Notre-Dame nous aide donc à comprendre que oui, la justice sociale et politique est nécessaire, mais que non, nous ne devons pas réduire la philanthropie à un État-providence de secours, et que oui, il est acceptable et même positif que la philanthropie soutienne et valorise des choses telles que les cathédrales. Nous avons besoin d'espaces signifiants qui nous relient les uns aux autres, à l'histoire, à nous-mêmes - ce sont ces choses qui font de nous des êtres humains. Et c'est exactement ce que la philanthropie devrait soutenir.

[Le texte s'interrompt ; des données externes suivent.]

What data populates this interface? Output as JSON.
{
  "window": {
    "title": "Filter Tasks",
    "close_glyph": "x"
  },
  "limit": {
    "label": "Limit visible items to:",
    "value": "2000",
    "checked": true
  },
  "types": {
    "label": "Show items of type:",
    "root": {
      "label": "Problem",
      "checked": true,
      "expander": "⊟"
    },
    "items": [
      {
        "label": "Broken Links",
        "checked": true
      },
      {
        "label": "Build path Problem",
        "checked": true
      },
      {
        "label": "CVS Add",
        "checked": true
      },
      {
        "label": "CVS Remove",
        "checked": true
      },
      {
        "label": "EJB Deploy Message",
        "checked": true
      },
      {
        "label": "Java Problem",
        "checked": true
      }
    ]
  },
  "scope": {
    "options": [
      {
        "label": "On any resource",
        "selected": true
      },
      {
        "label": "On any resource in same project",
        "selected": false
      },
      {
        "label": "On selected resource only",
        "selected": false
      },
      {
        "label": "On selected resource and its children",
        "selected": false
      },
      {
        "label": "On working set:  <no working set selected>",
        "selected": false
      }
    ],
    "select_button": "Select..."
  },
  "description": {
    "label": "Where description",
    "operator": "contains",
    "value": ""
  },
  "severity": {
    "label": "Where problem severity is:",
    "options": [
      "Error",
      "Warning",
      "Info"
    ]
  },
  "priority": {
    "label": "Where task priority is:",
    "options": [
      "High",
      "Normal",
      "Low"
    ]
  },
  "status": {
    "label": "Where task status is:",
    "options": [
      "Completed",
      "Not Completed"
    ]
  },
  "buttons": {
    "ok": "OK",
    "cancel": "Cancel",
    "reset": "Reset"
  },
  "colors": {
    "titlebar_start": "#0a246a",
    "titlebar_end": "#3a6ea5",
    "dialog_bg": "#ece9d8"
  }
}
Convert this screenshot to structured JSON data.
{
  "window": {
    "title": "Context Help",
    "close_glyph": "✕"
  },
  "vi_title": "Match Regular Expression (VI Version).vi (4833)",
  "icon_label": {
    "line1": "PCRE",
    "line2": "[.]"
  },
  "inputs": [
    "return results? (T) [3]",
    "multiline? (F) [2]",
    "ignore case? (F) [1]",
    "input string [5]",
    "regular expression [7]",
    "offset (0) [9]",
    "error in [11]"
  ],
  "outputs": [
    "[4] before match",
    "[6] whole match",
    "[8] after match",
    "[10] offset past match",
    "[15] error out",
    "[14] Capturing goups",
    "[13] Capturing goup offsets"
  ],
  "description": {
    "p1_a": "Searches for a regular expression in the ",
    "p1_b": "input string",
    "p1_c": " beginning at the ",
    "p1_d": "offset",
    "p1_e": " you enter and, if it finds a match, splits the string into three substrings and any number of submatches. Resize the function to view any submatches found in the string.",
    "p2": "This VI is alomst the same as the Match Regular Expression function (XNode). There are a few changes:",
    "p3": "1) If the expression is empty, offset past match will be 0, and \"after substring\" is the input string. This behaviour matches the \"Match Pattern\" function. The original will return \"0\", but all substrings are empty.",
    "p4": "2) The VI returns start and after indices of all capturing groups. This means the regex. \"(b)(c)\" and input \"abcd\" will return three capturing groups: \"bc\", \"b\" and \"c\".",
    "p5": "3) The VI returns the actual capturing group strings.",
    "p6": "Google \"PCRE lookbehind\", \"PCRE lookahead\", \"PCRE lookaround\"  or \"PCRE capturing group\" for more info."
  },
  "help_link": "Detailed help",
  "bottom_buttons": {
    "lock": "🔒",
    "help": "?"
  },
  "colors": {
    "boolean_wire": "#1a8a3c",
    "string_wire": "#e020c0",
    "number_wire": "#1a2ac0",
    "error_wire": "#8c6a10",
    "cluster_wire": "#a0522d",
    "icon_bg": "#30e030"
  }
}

Pour conclure, je voudrais insister sur quelques aspects intéressants de ce chapitre. Il souligne que Notre-Dame illustre à quel point le sublime nous est nécessaire, à quel point il contribue à préserver notre humanité. Il ne faut pas tomber dans le piège qui consiste à dire que l'on ne peut pas avoir quelque chose de beau, d'historiquement significatif ou de sacré si l'on n'a pas d'abord assuré, d'une manière ou d'une autre, les besoins fondamentaux de chacun. La rédaction de ce chapitre m'a permis de comprendre que les gens veulent les deux, un monde favorable aux humains comme aux pierres, et que les "pierres", les cathédrales du monde, nous aident à nous considérer et à considérer les autres comme des êtres humains à part entière - et non seulement comme des bouches à nourrir. Nous devons donc faire les deux : exiger plus de justice sociale et politique ET accepter le rôle que la philanthropie peut jouer et continuerait à jouer même dans les conditions les plus égalitaires : celui de faire vivre nos cathédrales et, par là même, nos âmes, notre humanité."